The second result of this failure to
reform is an entrenching of special interests in state politics. Both the Republicans and Democrats have their
donors and special interests that entrench political positions, exacerbate
polarization, and make political compromise near impossible. In 2014, $64,000,000 was spent by lobbyist
principals to influence legislation at the Capitol. Combine that with political contributions to
candidates, parties, and caucuses, and independent expenditures, and in excess
of $80,000,000 or nearly $400,000 per legislator was spent in 2014 to affect
legislation or state elections. No
wonder nothing can get done at the Capitol, it is locked down by special
interest money that makes it impossible to act.
This is why Minnesota has had two shut downs in the recent past and why
it now appears possible that the state is hurling toward another.

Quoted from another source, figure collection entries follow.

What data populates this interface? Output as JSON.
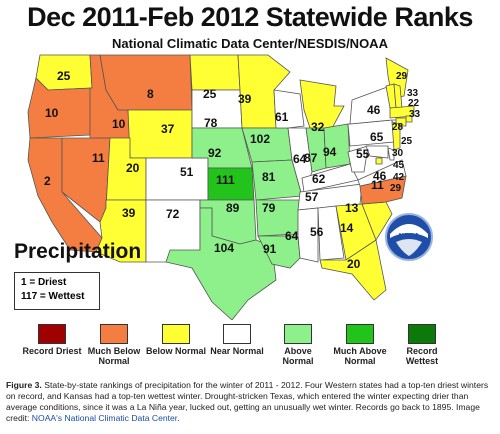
{
  "title": "Dec 2011-Feb 2012 Statewide Ranks",
  "subtitle": "National Climatic Data Center/NESDIS/NOAA",
  "map_label": "Precipitation",
  "key": {
    "driest": "1 = Driest",
    "wettest": "117 = Wettest"
  },
  "colors": {
    "record_driest": "#a10000",
    "much_below": "#f47e42",
    "below": "#ffff33",
    "near": "#ffffff",
    "above": "#8ef08a",
    "much_above": "#22c41c",
    "record_wettest": "#0b7a0b",
    "border": "#555555"
  },
  "legend": [
    {
      "label": "Record Driest",
      "color_key": "record_driest"
    },
    {
      "label": "Much Below Normal",
      "color_key": "much_below"
    },
    {
      "label": "Below Normal",
      "color_key": "below"
    },
    {
      "label": "Near Normal",
      "color_key": "near"
    },
    {
      "label": "Above Normal",
      "color_key": "above"
    },
    {
      "label": "Much Above Normal",
      "color_key": "much_above"
    },
    {
      "label": "Record Wettest",
      "color_key": "record_wettest"
    }
  ],
  "states": {
    "WA": {
      "rank": "25",
      "category": "below"
    },
    "OR": {
      "rank": "10",
      "category": "much_below"
    },
    "CA": {
      "rank": "2",
      "category": "much_below"
    },
    "NV": {
      "rank": "11",
      "category": "much_below"
    },
    "ID": {
      "rank": "10",
      "category": "much_below"
    },
    "MT": {
      "rank": "8",
      "category": "much_below"
    },
    "WY": {
      "rank": "37",
      "category": "below"
    },
    "UT": {
      "rank": "20",
      "category": "below"
    },
    "AZ": {
      "rank": "39",
      "category": "below"
    },
    "CO": {
      "rank": "51",
      "category": "near"
    },
    "NM": {
      "rank": "72",
      "category": "near"
    },
    "ND": {
      "rank": "25",
      "category": "below"
    },
    "SD": {
      "rank": "78",
      "category": "near"
    },
    "NE": {
      "rank": "92",
      "category": "above"
    },
    "KS": {
      "rank": "111",
      "category": "much_above"
    },
    "OK": {
      "rank": "89",
      "category": "above"
    },
    "TX": {
      "rank": "104",
      "category": "above"
    },
    "MN": {
      "rank": "39",
      "category": "below"
    },
    "IA": {
      "rank": "102",
      "category": "above"
    },
    "MO": {
      "rank": "81",
      "category": "above"
    },
    "AR": {
      "rank": "79",
      "category": "above"
    },
    "LA": {
      "rank": "91",
      "category": "above"
    },
    "WI": {
      "rank": "61",
      "category": "near"
    },
    "IL": {
      "rank": "64",
      "category": "near"
    },
    "MI": {
      "rank": "32",
      "category": "below"
    },
    "IN": {
      "rank": "87",
      "category": "above"
    },
    "OH": {
      "rank": "94",
      "category": "above"
    },
    "KY": {
      "rank": "62",
      "category": "near"
    },
    "TN": {
      "rank": "57",
      "category": "near"
    },
    "MS": {
      "rank": "64",
      "category": "near"
    },
    "AL": {
      "rank": "56",
      "category": "near"
    },
    "GA": {
      "rank": "14",
      "category": "below"
    },
    "FL": {
      "rank": "20",
      "category": "below"
    },
    "SC": {
      "rank": "13",
      "category": "below"
    },
    "NC": {
      "rank": "11",
      "category": "much_below"
    },
    "VA": {
      "rank": "46",
      "category": "near"
    },
    "WV": {
      "rank": "55",
      "category": "near"
    },
    "PA": {
      "rank": "65",
      "category": "near"
    },
    "NY": {
      "rank": "46",
      "category": "near"
    },
    "ME": {
      "rank": "29",
      "category": "below"
    },
    "VT": {
      "rank": "33",
      "category": "below"
    },
    "NH": {
      "rank": "22",
      "category": "below"
    },
    "MA": {
      "rank": "33",
      "category": "below"
    },
    "RI": {
      "rank": "28",
      "category": "below"
    },
    "CT": {
      "rank": "25",
      "category": "below"
    },
    "NJ": {
      "rank": "30",
      "category": "below"
    },
    "DE": {
      "rank": "45",
      "category": "near"
    },
    "MD": {
      "rank": "42",
      "category": "near"
    },
    "VA_DC": {
      "rank": "29",
      "category": "below"
    }
  },
  "logo_text": "NOAA",
  "caption": {
    "figure_label": "Figure 3.",
    "text": " State-by-state rankings of precipitation for the winter of 2011 - 2012. Four Western states had a top-ten driest winters on record, and Kansas had a top-ten wettest winter. Drought-stricken Texas, which entered the winter expecting drier than average conditions, since it was a La Niña year, lucked out, getting an unusually wet winter. Records go back to 1895. Image credit: ",
    "credit_link": "NOAA's National Climatic Data Center",
    "end": "."
  }
}
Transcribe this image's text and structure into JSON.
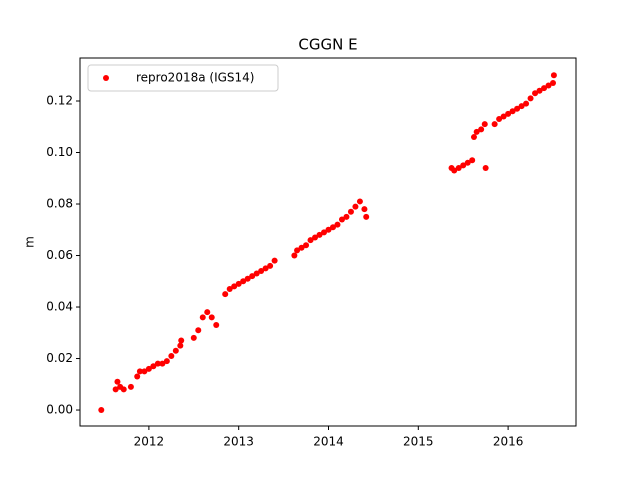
{
  "chart_data": {
    "type": "scatter",
    "title": "CGGN E",
    "y_label": "m",
    "legend": "upper left",
    "xlim": [
      2011.233,
      2016.756
    ],
    "xticks": [
      2012,
      2013,
      2014,
      2015,
      2016
    ],
    "ylim": [
      -0.0062,
      0.1367
    ],
    "yticks": [
      {
        "value": 0,
        "label": "0.00"
      },
      0.02,
      0.04,
      0.06,
      0.08,
      {
        "value": 0.1,
        "label": "0.10"
      },
      0.12
    ],
    "x": [
      2011.47,
      2011.63,
      2011.65,
      2011.68,
      2011.72,
      2011.8,
      2011.87,
      2011.9,
      2011.95,
      2012.0,
      2012.05,
      2012.1,
      2012.15,
      2012.2,
      2012.25,
      2012.3,
      2012.35,
      2012.36,
      2012.5,
      2012.55,
      2012.6,
      2012.65,
      2012.7,
      2012.75,
      2012.85,
      2012.9,
      2012.95,
      2013.0,
      2013.05,
      2013.1,
      2013.15,
      2013.2,
      2013.25,
      2013.3,
      2013.35,
      2013.4,
      2013.62,
      2013.65,
      2013.7,
      2013.75,
      2013.8,
      2013.85,
      2013.9,
      2013.95,
      2014.0,
      2014.05,
      2014.1,
      2014.15,
      2014.2,
      2014.25,
      2014.3,
      2014.35,
      2014.4,
      2014.42,
      2015.37,
      2015.4,
      2015.45,
      2015.5,
      2015.55,
      2015.6,
      2015.62,
      2015.65,
      2015.7,
      2015.74,
      2015.75,
      2015.85,
      2015.9,
      2015.95,
      2016.0,
      2016.05,
      2016.1,
      2016.15,
      2016.2,
      2016.25,
      2016.3,
      2016.35,
      2016.4,
      2016.45,
      2016.5,
      2016.51
    ],
    "series": [
      {
        "name": "repro2018a (IGS14)",
        "color": "#ff0000",
        "values": [
          0.0,
          0.008,
          0.011,
          0.009,
          0.008,
          0.009,
          0.013,
          0.015,
          0.015,
          0.016,
          0.017,
          0.018,
          0.018,
          0.019,
          0.021,
          0.023,
          0.025,
          0.027,
          0.028,
          0.031,
          0.036,
          0.038,
          0.036,
          0.033,
          0.045,
          0.047,
          0.048,
          0.049,
          0.05,
          0.051,
          0.052,
          0.053,
          0.054,
          0.055,
          0.056,
          0.058,
          0.06,
          0.062,
          0.063,
          0.064,
          0.066,
          0.067,
          0.068,
          0.069,
          0.07,
          0.071,
          0.072,
          0.074,
          0.075,
          0.077,
          0.079,
          0.081,
          0.078,
          0.075,
          0.094,
          0.093,
          0.094,
          0.095,
          0.096,
          0.097,
          0.106,
          0.108,
          0.109,
          0.111,
          0.094,
          0.111,
          0.113,
          0.114,
          0.115,
          0.116,
          0.117,
          0.118,
          0.119,
          0.121,
          0.123,
          0.124,
          0.125,
          0.126,
          0.127,
          0.13
        ]
      }
    ]
  }
}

The collapse of political ethics and
government reform in Minnesota is directly connected to its failures in
governance and why it is no longer a reformer in other areas in the way it once
was. MNSure might be a success when it
comes to the number of people who get insurance, but its rollout was a mess and
the only reason we have this reform is because of Obamacare. The old education reforms of charter schools
and open enrollment had produced new racial segregation and failed to address
the achievement gap because they were not improved upon. The Fiscal Disparities Act has been gutted
and the Met Council weakened and turned into noting more than a patronage tool
for governors and a developers. Minnesota
has a failed budget process that is again repeating itself. And it is unable to make badly needed reforms
to infrastructure funding and local government
aid.
What reform has come down to in
Minnesota is money. Republicans seem to think reform is simply cut taxes or
spending. Or in the case of education, Republicans,
along with Terri Bonoff, attack teachers' seniority or unions or otherwise
bleed schools or other institutions with the idea that less money will force
reform. Contrary wise, often Democrats
think that simply more money is the solution.
More money for education, for
example, is needed, but how that money is spent and for whom are more critical
issues.
So reform and innovation is largely
dead or un-creative. Dead because reform
got caught in a partisan crosshair and
dead because the reforms most needed--government ethics and money and politics--stalled.